I thought then the late poet Linda Gregg, whose four-decades-long friendship was to my mind a continuous conversation both endless and deep.  Linda thought poetry the most important thing in the world, and that conviction attuned her to ancient simplicities that sought beauty to defy the dying of spirit.  To submit to the premise of Stevens’ “Gubbinal” (a gubbin being a dullard) that “the world is ugly/ and the people are sad” was to achieve nothing.  On the other hand, for one to participate in the creation of something as beautiful as a poem was both to square our divorce from nature and to exalt the condition of living beings, in spite of the world’s cruelties—the dues paid for the brief privilege.  It was a credo as simple to state as it was hard to achieve.  One poem of hers, in particular, stayed in my mind.  It goes like this:

Fishing in the Keep of Silence

There is a hush now while the hills rise up
and God is going to sleep. He trusts the ship
of Heaven to take over and proceed beautifully
as he lies dreaming in the lap of the world.
He knows the owls will guard the sweetness
of the soul in their massive keep of silence,
looking out with eyes open or closed over
the length of Tomales Bay that the egrets
conform to, whitely broad in flight, white
and slim in standing. God, who thinks about
poetry all the time, breathes happily as He
repeats to Himself: there are fish in the net,
lots of fish this time in the net of the heart.

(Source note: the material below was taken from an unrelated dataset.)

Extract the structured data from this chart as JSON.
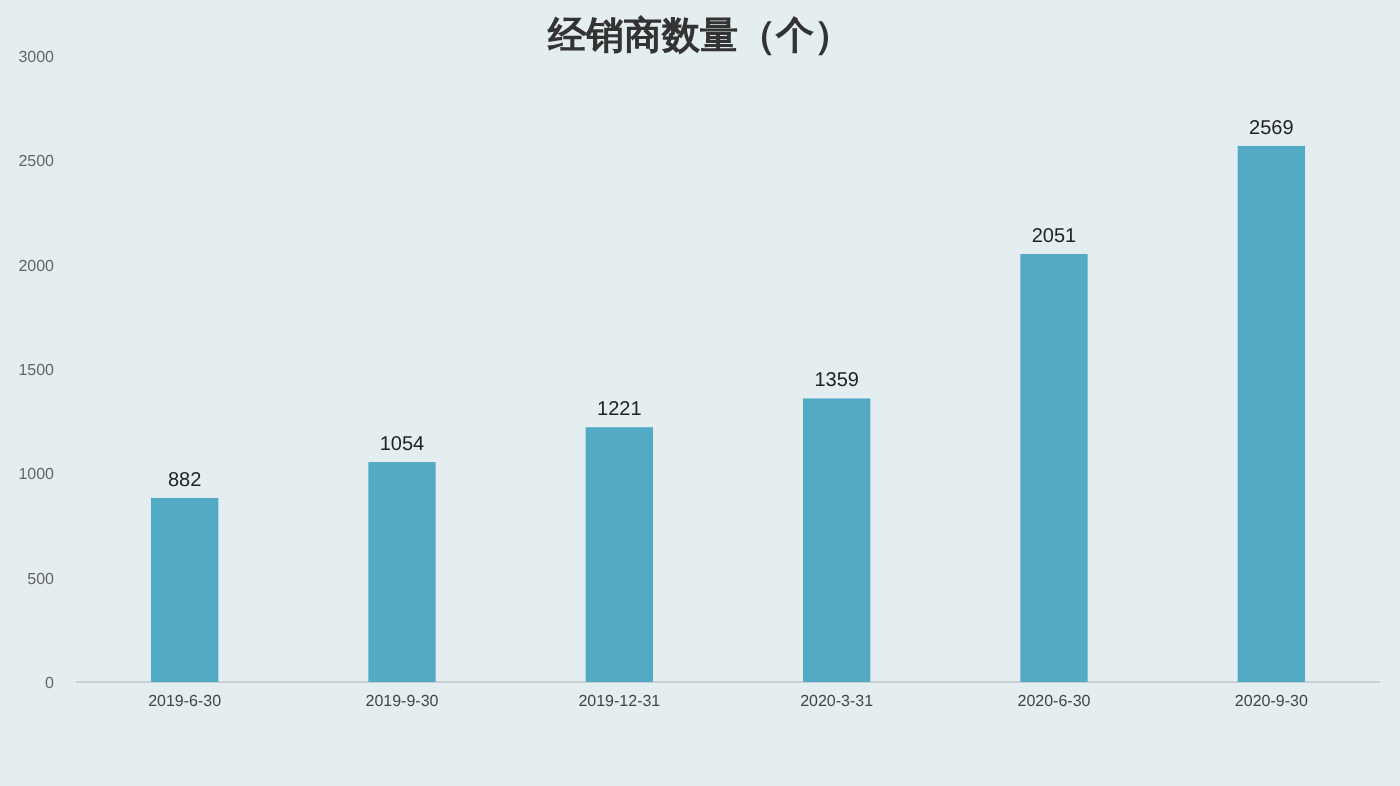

There is a serenity in the poem that recognizes both the sweep of the ultimate and the importance of the small—the disposition of the eternal toward the ephemeral and vice versa.  At the same time, the poem is not naive:  we are aware that the world is not without dangers.  God sleeps, for instance, and that fact should put us on our guard, but guarding is essential to the poem, for the ancient word “keep” names that part of a castle that is most protected and likewise most vulnerable.  Presumably, God, when he falls asleep, dreams, but we are to understand that His sleep is the place where He—as Logos, or the top of art and wholeness—is restorative and safe.  It is only we who undergo nightmares, anxiety, and dread, only we who are guilty in the course of our making.  This is not the case for the rest of nature:  the owls and the egrets do not succumb to our nightmares, nor the fish, who are caught and give up their being for our sustenance.  They are themselves a “catch,” that is, a poem.  I remember that the prescient title of one of her collections is Chosen by the Lion.  And then there is that startling assertion, which for a magician would be the “reveal”:  “God, who thinks about/ poetry all the time, breathes happily…”  If God does anything of the sort, then our creations collaborate in restoring a balance that death, degradation, and even language are keen to snatch away.  Note that this applies to “this time” and “the heart,” an achingly risky metonymy for the wish poets now have to reswear their vows in a dark time, to borrow Theodore Roethke’s apt phrase.

I have a friend, a painter of some distinction, who, when asked how she defined God, replied, “Your best thought.”  Linda would have agreed, and I suppose the work of imagining one’s best thought is equivalent to protesting the mediocre and the inferior.  Once that thought is written and felt, it does begin to trim the contours of the human conversation, even if it does not steer it.  That’s a good reason, in spite of our place in other people’s schemes, to think about poetry all the time.